Update (12/22/17): House of Secrets have just released ‘KIN’ for Gear VR. According to the game’s website, a Rift version is also headed to the Oculus Store, slated for January 2018 release. The Gear VR requires a gamepad controller, so it isn’t clear at this point which control scheme the Rift version will adopt.
Original Article (08/17/17): The studio calls the game a “VR puzzle platformer game with combat elements.” The game is due to launch “later this year” on both the Oculus Rift and Gear VR (Galaxy S6 or higher only). Catch the teaser trailer below:
From the looks of it, Kin is likely to be a third-person game. It’s unclear at this stage if it will be based on gamepad or motion input, though the studio says it is a “seated or standing experience.” As for gameplay, House of Secrets says that players will “traverse the remnants of an ancient civilization on a distant planet. Throughout your journey through alien landscapes, a story will unfold.”
The game holds an abstract aesthetic that has become characteristic for the studio through their earlier VR experiences such as APEX and Surge. Lively colours, intuitive gameplay and interesting level design set the tone for KIN, in which the player moves through the world as a mysterious, tiny girl with big hair clad in a bright dress. Defeating enemies and solving puzzles, she leaps from platform to platform, travelling through different landscapes.

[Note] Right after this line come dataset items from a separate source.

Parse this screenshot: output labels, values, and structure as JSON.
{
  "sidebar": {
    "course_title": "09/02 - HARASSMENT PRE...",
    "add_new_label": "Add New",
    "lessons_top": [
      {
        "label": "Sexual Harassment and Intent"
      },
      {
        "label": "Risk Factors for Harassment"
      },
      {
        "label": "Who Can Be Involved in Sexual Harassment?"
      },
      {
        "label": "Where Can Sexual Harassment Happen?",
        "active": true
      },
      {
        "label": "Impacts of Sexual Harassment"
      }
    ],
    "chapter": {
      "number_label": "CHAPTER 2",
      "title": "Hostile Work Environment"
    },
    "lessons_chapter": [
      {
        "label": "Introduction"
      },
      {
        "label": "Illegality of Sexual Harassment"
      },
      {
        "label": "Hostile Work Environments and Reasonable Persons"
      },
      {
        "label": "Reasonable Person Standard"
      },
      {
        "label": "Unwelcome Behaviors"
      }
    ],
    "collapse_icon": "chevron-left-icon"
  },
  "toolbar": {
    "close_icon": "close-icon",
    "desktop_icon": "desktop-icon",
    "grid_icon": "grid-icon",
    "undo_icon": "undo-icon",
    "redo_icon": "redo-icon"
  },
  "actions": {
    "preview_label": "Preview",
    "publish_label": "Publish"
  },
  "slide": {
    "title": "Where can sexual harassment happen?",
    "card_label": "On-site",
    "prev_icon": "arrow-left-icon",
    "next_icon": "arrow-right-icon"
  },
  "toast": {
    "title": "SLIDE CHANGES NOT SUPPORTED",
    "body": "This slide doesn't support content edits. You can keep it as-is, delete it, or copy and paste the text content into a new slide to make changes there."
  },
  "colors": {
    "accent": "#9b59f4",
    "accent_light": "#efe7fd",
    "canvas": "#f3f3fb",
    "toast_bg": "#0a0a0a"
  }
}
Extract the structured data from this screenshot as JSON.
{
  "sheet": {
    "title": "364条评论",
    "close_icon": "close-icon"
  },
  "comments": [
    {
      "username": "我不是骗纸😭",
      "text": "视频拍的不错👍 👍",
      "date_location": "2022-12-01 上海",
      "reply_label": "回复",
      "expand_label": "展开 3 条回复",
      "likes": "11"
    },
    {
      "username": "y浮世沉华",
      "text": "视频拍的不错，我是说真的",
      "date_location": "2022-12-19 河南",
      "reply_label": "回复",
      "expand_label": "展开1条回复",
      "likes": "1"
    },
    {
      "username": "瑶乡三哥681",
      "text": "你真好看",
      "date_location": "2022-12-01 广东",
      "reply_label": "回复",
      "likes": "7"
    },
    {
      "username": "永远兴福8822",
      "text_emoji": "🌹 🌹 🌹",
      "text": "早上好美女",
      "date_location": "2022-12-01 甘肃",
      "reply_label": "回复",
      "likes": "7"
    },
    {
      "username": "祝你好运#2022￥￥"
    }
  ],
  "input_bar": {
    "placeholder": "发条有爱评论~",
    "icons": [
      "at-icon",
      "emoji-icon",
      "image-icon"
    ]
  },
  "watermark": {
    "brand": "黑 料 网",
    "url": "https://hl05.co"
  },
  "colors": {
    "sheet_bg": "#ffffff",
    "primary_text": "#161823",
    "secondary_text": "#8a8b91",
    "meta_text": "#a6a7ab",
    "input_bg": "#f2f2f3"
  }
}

Surge and Apex were headed by House of Secrets’ Arjan van Meerten; fans of those works will be pleased to know that Meerten is also heading Kin as the game’s Creative & Technical Lead, alongside the studio’s Sven Neve.
House of Secrets has formerly done VFX and interactive work, but Kin will be the studio’s first VR game proper. The studio says the game is “made possible by Oculus,” though it isn’t clear to what extent the company is involved; our guess would be that they will be publishing and/or funding the development of the title.